Knowing he wouldn’t get what he wanted in Sydney, he visited stores in New York to order furniture, fittings and of course chairs. In the Seidler house there are Grasshopper and Womb chairs by Eero Saarinen and the B.K.F. chair or commonly known as the “Butterfly” chair by Argentinians Antonio Bonet, Jorge Ferrari-Hardoy and Juan Kurcha. But the first iconic chair we will look at in this iconic house is one of my favourites; the Eames Lounge Chair Metal or LCM. A not so close look at the Seidler LCM’s you can see that the connection between the frames and the seat has been repaired somewhat agriculturally by a previous tenant by boring through and bolting the frame, shock mount and plywood together. After nearly seventy years they are still a working chair and look great even with the bolts! I agree with Daniel Orstoff the curator of the Eames Designs website, an online encyclopaedia of all things Eames, who believes that product’s such that have been repaired or hacked by its user to continue its usable life is the narrative of that product and something unique that should be appreciated.

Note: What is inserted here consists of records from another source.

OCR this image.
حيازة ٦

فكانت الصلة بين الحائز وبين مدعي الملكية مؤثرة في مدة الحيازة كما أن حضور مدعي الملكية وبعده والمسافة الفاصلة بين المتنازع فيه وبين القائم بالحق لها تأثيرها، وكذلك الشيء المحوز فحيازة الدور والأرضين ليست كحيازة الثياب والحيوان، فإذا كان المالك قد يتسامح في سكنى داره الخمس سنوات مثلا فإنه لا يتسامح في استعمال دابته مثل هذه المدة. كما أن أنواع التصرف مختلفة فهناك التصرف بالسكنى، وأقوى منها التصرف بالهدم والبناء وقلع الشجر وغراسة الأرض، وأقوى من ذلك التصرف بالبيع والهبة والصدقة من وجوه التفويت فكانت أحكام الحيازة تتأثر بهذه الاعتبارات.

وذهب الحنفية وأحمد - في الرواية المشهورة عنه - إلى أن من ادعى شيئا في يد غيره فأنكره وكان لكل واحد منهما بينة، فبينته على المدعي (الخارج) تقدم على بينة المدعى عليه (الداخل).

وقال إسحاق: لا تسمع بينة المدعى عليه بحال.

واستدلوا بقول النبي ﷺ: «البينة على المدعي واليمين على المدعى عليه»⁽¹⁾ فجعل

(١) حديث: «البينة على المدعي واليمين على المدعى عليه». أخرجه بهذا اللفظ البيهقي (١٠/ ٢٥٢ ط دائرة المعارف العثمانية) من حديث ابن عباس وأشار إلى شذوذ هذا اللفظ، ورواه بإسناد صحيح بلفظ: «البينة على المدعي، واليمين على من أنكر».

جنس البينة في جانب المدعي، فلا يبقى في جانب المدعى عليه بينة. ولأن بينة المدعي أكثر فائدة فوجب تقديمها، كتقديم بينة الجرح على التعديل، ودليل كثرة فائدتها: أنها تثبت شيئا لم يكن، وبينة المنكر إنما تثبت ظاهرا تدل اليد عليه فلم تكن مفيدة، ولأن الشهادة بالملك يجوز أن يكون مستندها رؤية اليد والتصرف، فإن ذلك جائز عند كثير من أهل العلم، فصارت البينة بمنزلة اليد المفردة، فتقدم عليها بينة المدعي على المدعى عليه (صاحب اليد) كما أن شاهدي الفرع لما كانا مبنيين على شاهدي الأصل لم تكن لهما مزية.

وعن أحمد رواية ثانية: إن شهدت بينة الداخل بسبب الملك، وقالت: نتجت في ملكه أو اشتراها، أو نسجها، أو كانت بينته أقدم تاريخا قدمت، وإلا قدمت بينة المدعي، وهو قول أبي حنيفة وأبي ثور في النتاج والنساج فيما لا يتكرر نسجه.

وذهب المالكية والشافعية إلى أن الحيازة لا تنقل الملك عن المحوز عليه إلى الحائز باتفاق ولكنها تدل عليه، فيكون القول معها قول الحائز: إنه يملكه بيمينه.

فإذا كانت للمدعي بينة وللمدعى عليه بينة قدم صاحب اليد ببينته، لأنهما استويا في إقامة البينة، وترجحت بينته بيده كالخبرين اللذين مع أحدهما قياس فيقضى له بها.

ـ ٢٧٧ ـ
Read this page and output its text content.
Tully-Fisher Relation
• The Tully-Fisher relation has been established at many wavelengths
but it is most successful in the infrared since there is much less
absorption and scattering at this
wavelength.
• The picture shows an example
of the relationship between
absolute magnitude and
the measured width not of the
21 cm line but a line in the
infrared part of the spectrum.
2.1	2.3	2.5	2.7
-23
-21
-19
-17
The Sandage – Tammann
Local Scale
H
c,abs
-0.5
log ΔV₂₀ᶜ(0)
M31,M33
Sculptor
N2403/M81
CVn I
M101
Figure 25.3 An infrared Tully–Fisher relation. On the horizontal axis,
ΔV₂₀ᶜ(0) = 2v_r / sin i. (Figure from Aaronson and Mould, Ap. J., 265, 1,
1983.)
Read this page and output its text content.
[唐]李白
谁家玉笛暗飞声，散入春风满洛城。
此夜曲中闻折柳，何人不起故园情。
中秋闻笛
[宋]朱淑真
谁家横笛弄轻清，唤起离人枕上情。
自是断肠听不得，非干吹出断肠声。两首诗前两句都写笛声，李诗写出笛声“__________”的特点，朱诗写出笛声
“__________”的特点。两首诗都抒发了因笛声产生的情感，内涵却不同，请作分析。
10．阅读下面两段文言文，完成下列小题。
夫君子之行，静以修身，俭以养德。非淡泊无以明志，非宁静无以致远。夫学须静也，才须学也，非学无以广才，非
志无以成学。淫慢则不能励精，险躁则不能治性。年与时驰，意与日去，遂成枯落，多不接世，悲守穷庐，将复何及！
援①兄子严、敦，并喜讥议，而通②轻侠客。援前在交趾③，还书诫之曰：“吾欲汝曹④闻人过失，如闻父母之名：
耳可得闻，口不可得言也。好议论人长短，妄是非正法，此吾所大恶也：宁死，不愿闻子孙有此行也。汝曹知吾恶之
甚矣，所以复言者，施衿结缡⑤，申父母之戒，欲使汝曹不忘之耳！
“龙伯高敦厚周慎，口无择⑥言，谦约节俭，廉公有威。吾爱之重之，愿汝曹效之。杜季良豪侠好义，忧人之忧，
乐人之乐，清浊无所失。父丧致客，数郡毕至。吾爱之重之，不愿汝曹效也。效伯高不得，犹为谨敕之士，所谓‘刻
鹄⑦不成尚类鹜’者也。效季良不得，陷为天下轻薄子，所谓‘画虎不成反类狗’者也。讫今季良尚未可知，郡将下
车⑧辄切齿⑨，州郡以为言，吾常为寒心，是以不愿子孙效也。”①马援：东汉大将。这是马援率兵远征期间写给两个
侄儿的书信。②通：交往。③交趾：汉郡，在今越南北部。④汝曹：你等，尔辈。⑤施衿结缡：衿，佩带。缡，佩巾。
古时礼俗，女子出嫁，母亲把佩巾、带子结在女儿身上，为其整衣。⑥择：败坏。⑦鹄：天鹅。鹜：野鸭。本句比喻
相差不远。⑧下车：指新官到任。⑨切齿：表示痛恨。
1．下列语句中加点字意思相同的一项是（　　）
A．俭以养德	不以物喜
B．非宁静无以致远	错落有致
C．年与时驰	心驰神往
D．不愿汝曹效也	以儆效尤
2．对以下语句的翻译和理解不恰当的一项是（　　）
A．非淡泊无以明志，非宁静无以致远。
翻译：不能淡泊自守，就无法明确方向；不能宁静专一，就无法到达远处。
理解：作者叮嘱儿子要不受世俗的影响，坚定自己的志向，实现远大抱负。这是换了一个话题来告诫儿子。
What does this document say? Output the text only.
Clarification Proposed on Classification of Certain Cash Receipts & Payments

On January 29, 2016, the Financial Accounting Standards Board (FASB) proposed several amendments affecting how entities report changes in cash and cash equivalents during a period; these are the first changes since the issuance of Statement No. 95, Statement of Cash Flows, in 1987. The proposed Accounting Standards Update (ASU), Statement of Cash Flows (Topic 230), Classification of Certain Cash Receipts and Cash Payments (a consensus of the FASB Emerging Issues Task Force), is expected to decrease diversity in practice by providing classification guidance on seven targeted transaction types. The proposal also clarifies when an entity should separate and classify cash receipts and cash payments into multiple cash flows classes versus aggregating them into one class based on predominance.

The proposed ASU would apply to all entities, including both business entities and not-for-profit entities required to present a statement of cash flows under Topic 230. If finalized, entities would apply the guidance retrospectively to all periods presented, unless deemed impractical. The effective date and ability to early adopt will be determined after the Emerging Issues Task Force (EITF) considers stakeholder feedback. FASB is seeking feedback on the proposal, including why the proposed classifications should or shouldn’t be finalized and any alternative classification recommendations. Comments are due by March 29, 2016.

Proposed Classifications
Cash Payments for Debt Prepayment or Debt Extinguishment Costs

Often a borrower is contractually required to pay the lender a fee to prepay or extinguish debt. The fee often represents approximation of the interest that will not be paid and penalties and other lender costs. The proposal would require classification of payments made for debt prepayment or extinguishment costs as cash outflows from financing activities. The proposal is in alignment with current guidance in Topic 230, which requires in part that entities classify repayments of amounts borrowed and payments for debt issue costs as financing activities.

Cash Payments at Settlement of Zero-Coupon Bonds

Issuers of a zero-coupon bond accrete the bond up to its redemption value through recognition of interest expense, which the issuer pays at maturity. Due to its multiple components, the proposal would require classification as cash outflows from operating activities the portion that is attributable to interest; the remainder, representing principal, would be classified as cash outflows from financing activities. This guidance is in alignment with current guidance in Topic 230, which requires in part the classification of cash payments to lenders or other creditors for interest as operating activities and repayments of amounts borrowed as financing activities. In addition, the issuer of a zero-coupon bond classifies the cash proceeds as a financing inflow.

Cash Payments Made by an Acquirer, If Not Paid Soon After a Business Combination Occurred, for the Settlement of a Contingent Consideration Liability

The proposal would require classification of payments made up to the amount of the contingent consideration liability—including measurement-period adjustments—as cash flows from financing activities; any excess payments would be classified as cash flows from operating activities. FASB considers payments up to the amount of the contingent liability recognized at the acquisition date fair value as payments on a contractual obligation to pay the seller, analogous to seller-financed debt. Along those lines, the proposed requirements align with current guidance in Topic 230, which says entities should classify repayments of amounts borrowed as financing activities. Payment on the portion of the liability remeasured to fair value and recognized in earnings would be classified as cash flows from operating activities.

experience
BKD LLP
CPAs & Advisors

Sourced in NY before Harry left for Australia these examples are very early versions by the Moulded Plywood Division of Evans Products. A large industrial company whose owner Colonel Edward S. Evans also owned swaths of Douglas Fir and Cedar forests. The Colonel (Evans not Sanders) could see plywood as a way to utilise these resources. Charles had been manufacturing plywood leg splints for the war effort but had major cash flow issues due to slow payment by the US Government. So an arrangement was made for Evans products to buy the rights to produce and distribute the splints. With Charles now as the ‘Director of Research and Development’ they continued to make splints as well as other products including plywood parts for aeroplanes. The splints were integral in the development of a complex curve in plywood which allow the creation of the organic form of the chairs. They did the first run of 1,000 DCMs in the summer of 1946 in Los Angeles. So I think it’s a good bet that the Seidler House DCM’s are from that first run. In June 1946 Herman Miller took on first the marketing and distribution, then total rights to manufacture and distribute all Eames furniture products. This was really the start of Herman Miller becoming a major player in the furniture industry and with George Nelson and Charles Eames on board they had access to two of the greatest American design talents of the 20th Century. This talent came to Europe 1957 when Vitra, then a shop fitting company, became Herman Miller’s licenced manufacturer for Europe. This relationship continued until 1984 when Herman Miller decided to enter the European market with the Action Office furniture system. So from then on Vitra had the rights to manufacture Eames and Nelson products for Europe and the Middle East and Herman Miller introduced AO to Europe…. I know who got the better deal there!